Patrick was nothing if not persistent so gave his pitch one last shot.
"I'm saying maybe we can pitch to the Barbie team and join forces on this. Play on the rivalry between Britain and America. Could be fun, no?"
Carlos at this stage had already returned home in his mind and so shrugged and offered a quiet and formal goodbye to Patrick, leaving him precisely back where he was half an hour before the producer had first arrived.
Staring at the copper complexion of his half-finished pint, Patrick could feel the onset of a depression sweeping across him like a weather system. But just before he sank into deep despair he remembered something he urgently wanted to share with Carlos.
It was raining outside the 'Green Welly' and Carlos had turned on his electromagnetic wiper to deal with the deluge.
He'd just about managed to manoeuvre his Tesla Roadster out of the tightest parking space in England when Patrick suddenly loomed out of the darkness and placed his BFG-sized hands on his windscreen.

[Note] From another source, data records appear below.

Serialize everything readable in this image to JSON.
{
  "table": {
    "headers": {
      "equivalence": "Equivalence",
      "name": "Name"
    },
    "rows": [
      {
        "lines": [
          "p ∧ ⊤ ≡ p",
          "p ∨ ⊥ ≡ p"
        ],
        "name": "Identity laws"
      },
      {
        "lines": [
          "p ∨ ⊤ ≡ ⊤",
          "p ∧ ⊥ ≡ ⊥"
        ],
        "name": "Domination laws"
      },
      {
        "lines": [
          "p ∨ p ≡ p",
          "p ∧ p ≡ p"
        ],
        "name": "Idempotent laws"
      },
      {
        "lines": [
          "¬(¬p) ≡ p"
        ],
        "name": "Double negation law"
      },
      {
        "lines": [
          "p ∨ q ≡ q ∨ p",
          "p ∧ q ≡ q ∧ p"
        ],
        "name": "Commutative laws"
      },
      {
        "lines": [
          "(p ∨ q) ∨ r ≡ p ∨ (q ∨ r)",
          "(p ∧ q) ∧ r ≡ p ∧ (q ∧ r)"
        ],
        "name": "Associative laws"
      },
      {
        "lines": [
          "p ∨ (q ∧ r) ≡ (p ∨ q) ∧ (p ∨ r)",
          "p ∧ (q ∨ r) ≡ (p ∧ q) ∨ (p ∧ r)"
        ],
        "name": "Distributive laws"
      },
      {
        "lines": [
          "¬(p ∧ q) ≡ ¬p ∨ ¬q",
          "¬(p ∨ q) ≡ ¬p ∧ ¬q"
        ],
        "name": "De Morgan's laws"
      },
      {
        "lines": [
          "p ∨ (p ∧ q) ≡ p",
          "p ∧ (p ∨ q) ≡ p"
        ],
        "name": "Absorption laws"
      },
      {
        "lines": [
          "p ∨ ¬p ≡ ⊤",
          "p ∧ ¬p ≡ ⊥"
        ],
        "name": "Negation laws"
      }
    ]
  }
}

"Oh no you don't, pal! Sorry not sorry!"
And Carlos slammed his foot down to accelerate away from the rain-soaked Patrick but just as he did he felt something hard crunch against the front wheel of his car.
"Oh fuck! What now?"
Reversing back over whatever he'd just hit, Carlos heard a primordial wailing from Patrick that made his blood turn instantly cold.
"Shit!"
Stepping out of his sports car in a panic, Carlos found Patrick collapsed on the side of the road in the teeming rain cradling his wolfhound's mangled, lifeless body in his arms.
"You killed him you fucking arsehole! You killed Fabian!"
Kneeling beside the distraught Patrick, Carlos had a sinking feeling this was only just the beginning of the nightmare.
The Aftermath
It must have been several months later and Fred hadn't seen much of Patrick since that fateful night at the pub which was probably a good thing considering how much he'd fucked things up with his big shot contact. Construction on Carlos's new build country mansion had closed down temporarily due to mysterious circumstances and so Fred and his building crew were forced to down tools and find other work in the area until they heard otherwise.
Sitting scrolling mindlessly through his phone at OnlyFans models on Twitter whilst licking the salt off of a pork scratching, an entertainment newsfeed notification flashed up on his screen: "TALKS BEGIN FOR TWO PICTURE 'SINDY' DEAL".
"Oh for fuck's sake. What twat thought of that?"
And with an exasperated blowing out of his cheeks, Fred turned his phone over and went in search of the dartboard to vent his general frustration out on but finding Paul in the middle of a super tense-looking game of 'killer' with Jason, the frightened-looking landlord of the 'Welly', he thought better of it and headed home across the soggy fields.
Cursing his shit luck of late, Fred blamed Patrick entirely for his downturn in good fortune.
"Bloody Hollywood dreams!"
It was true. Patrick had really screwed Fred's year right up and he figured now was about the time to call in that favour he'd promised.